I’m 62 years old and work full time. My wife is 65 and a homemaker. I know her spousal Social Security benefit won’t increase if she postpones taking it past her full retirement age. Would it be wise for me to start collecting my Social Security benefit now so she can start collecting hers?
No. You’re right that you must take your benefit before she can file for a spousal benefit. But the best strategy is to postpone your application until your full retirement age, because applying earlier permanently reduces your benefit.
For example, let’s say at full retirement age — in your case, 66 years and four months — your benefit (also called your PIA) is $2,000 a month. Apply at 62, and you get $1,466. And you might temporarily get less, because you’re still working. In 2018, people who work and collect Social Security while under their full retirement age temporarily forfeit $1 of benefit for each $2 they earn over $17,040. If you made $30,000, for example, $540 would be withheld from that $1,466 monthly benefit. You’d get $926.

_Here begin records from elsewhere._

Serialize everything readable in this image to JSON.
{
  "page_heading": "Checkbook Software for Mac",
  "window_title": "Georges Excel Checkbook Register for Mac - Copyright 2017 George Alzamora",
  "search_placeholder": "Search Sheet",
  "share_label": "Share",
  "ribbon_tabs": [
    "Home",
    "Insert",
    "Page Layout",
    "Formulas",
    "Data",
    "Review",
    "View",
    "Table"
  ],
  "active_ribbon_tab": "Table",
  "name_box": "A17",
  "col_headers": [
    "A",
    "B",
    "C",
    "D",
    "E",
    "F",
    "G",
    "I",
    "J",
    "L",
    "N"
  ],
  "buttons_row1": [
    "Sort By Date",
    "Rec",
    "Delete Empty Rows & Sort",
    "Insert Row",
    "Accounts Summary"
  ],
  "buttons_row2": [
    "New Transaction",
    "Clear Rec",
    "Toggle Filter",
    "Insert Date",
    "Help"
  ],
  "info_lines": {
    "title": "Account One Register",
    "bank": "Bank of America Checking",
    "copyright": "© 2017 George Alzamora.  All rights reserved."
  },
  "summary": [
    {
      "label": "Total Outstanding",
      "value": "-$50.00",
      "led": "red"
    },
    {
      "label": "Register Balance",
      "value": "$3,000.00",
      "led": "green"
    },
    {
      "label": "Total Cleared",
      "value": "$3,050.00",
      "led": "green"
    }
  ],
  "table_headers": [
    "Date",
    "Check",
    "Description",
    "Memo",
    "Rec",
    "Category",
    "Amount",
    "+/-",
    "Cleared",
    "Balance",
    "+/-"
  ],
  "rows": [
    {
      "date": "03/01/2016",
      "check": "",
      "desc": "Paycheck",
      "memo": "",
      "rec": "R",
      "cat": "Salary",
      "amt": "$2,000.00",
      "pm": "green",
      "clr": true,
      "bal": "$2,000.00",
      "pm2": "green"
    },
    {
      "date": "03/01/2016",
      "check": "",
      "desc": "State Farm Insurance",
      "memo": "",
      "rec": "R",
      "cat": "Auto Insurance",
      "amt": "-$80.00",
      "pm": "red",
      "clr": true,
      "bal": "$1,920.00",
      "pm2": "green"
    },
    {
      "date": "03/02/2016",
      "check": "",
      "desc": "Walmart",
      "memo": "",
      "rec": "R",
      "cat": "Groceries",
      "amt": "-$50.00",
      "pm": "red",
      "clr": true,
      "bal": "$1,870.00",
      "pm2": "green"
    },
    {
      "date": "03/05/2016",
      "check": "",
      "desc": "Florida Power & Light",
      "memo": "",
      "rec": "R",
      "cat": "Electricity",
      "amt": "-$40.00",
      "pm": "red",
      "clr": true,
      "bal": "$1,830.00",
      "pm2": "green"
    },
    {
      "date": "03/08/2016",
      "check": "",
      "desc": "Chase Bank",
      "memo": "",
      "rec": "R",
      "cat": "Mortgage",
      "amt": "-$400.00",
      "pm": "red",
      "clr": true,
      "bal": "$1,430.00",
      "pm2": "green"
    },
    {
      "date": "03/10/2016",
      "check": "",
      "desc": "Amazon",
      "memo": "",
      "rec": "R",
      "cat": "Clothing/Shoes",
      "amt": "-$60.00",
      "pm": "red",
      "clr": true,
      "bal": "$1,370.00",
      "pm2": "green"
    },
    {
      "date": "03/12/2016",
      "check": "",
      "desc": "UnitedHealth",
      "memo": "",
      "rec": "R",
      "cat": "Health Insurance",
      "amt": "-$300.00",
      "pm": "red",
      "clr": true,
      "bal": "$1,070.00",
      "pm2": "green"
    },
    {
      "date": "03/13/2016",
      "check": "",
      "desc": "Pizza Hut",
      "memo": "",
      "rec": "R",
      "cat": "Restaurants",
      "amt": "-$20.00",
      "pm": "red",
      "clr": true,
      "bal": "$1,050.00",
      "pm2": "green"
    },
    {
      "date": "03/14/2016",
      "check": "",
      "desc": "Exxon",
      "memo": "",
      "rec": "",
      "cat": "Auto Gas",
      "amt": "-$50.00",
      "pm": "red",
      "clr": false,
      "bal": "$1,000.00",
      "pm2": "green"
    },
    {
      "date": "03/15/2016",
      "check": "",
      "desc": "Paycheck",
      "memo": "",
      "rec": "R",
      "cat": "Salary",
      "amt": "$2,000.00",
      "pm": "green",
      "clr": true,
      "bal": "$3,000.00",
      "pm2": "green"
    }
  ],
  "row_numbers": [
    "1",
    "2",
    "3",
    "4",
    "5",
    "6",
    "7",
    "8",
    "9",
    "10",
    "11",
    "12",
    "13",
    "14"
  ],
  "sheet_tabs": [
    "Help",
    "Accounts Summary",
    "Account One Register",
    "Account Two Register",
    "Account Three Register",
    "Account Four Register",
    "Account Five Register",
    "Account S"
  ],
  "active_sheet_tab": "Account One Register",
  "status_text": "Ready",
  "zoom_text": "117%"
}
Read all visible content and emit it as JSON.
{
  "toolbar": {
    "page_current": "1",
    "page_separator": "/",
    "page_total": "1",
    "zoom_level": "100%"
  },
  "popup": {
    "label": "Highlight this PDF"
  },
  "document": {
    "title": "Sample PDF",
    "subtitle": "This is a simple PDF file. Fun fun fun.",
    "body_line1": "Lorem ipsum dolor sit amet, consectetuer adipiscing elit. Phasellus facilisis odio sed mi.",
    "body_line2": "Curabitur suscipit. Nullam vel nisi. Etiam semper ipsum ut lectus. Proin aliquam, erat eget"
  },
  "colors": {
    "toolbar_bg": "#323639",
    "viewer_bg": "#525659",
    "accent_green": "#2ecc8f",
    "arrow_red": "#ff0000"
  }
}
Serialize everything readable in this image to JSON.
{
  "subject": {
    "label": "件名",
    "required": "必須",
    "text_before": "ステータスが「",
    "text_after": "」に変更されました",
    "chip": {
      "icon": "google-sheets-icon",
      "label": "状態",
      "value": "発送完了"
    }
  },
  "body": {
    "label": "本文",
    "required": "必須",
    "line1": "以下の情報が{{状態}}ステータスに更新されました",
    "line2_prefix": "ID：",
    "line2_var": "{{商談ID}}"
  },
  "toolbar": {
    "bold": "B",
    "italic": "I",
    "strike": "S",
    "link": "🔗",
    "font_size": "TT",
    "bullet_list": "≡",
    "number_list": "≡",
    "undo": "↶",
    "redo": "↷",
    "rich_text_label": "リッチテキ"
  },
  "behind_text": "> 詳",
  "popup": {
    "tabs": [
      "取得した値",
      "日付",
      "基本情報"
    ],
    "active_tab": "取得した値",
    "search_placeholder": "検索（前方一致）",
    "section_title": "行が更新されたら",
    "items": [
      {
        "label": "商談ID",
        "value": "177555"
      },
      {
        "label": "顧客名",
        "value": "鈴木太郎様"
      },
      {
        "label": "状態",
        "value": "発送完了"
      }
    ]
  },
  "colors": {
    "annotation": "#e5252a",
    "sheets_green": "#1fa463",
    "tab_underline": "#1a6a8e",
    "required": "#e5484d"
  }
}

Your wife’s maximum spousal benefit is 50 percent of your PIA — $1,000, in my example. But she won’t get it unless she delays her application until her full retirement age — 66, if she was born between 1943 and 1954. If she applies at 65, she gets $916. So in this example, if you both apply now, your combined benefits total $1,842 if you work or $2,382 if you don’t.
But if you apply at full retirement age, you receive your PIA no matter what you earn. She can then file for her maximum benefit. Together, you’d collect $3,000, plus your earnings if you still work.
THE BOTTOM LINE
Taking Social Security early permanently reduces your benefit.